Пирогов вышел из кабинета и в кольце охраны пошёл длинными коридорами к выходу. Он соврал, и ложь его была никчемной.

…Коммуникатор включился, просигнализировав о вызове из секретариата Патриарха Кирилла. «Ещё и этот старый хрен!», — злобно подумал Владимир Егорович и перевёл изображение на экран перед собой.

— Ваше Высокопревосходительство, его святейшество спрашивает, можете ли сейчас с ним поговорить? — с характерным церковным акцентом спросил с экрана мужчина в рясе.

— Лично? Или так? Так — готов, — равнодушно поинтересовался Пирогов, глядя сквозь бронированные стёкла на едущий по сторонам его лимузина конвой и висящий на фасаде сгоревшего здания лозунг «Сделаем Россию единой и сильной! В.Е.Пирогов».

— Нет, его святейшество готов общаться по коммуникатору, — картинка на экране сменилась, и Пирогов увидел патриарха в обыденном облачении и белом патриаршем клобуке. Кирилл был сед и благообразен, глаза его источали дежурную благодать.

…Владимир Егорович относился к попам с уважением, но без внутренней вовлечённости. Надо — значит надо. Попы как-то незаметно появились во всех президиумах и на всех мероприятиях задолго до Кризиса, когда Пирогов только начинал служить в милиции. Он исправно посещал все эти бесконечные молебны, которые как-то вдруг стали неотъемлемой частью жизни и службы. И даже иконы держал дома, впрочем, это была инициатива его жены, глупой и странной Маши, с которой он не виделся с самого дня мятежа, да и не хотел совсем.

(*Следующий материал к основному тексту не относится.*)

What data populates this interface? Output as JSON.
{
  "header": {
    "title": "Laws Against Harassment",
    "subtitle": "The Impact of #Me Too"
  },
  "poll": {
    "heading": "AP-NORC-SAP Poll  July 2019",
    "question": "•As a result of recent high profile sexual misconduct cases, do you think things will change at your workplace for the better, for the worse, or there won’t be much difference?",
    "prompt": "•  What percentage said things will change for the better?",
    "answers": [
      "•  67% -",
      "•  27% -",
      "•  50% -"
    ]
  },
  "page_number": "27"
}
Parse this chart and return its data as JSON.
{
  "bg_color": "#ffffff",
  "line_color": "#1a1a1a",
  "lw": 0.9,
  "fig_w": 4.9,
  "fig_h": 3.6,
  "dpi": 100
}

В какой-то момент он уже готов был поверить, что за всеми этими церемониями стоит какой-то высший смысл и бог на самом деле сидит на облачке, благодушно взирая на него с высоты (фреска с таким изображением украшала освященный перед самым Кризисом храм св.Георгия Победоносца, куда Пирогов ходил с сослуживцами, когда в том была надобность). Однако хрупкая вера эта изрядно пошатнулась во время Кризиса. Святая Русь как-то тихо исчезла, при том, что никакие архангелы с неба спасать её не прилетели, а попы остались на своих местах, постепенно с прежней убеждённостью начав восхвалять «Новую Русь». Во времена Юркевича, когда Пирогов уже стал близок к высшим сферам и лично наблюдал отношения власти и попов, остатки его благоговения исчезли окончательно. Рязанский митрополит Феогност, постоянно присутствующий при генерале и фактически олицетворявший собой «единство русской власти и русской церкви», являл собой все худшие черты казённого православия: с Юркевичем Феогност был близок всеми возможными вне рамок гомосексуализма способами — они вместе пили, ездили на рыбалку, ходили в баню и появлялись на государственных мероприятиях. Первый шок от выноса заблёванного митрополита с банкета по случаю открытия в Рязани Иезуитского колледжа сменился ироничным полупрезрением, которое стало бы совершенным неуважением к священникам, если б не настоятель всё той же георгиевской церкви, отец Михаил. С ним Пирогов сблизился случайно, поп пришёл просить денег на какие-то нужды, и так они стали общаться, в том числе и неформально. Собственно, этот самый Михаил и внушил Пирогову мысль, что Россию можно и нужно спасти, и что делать это надо с верой в бога и заступничество богоматери. Впрочем, рыжеволосый батюшка отнюдь не был врагом Юркевича и вообще относился к развалу страны с предписанным смирением: бог, мол, дал, бог и обратно взял за грехи наши. Пирогову эта мысль показалась какой-то странной, но думать на отвлеченные темы он был не приучен, а потому просто принял всё к сведению.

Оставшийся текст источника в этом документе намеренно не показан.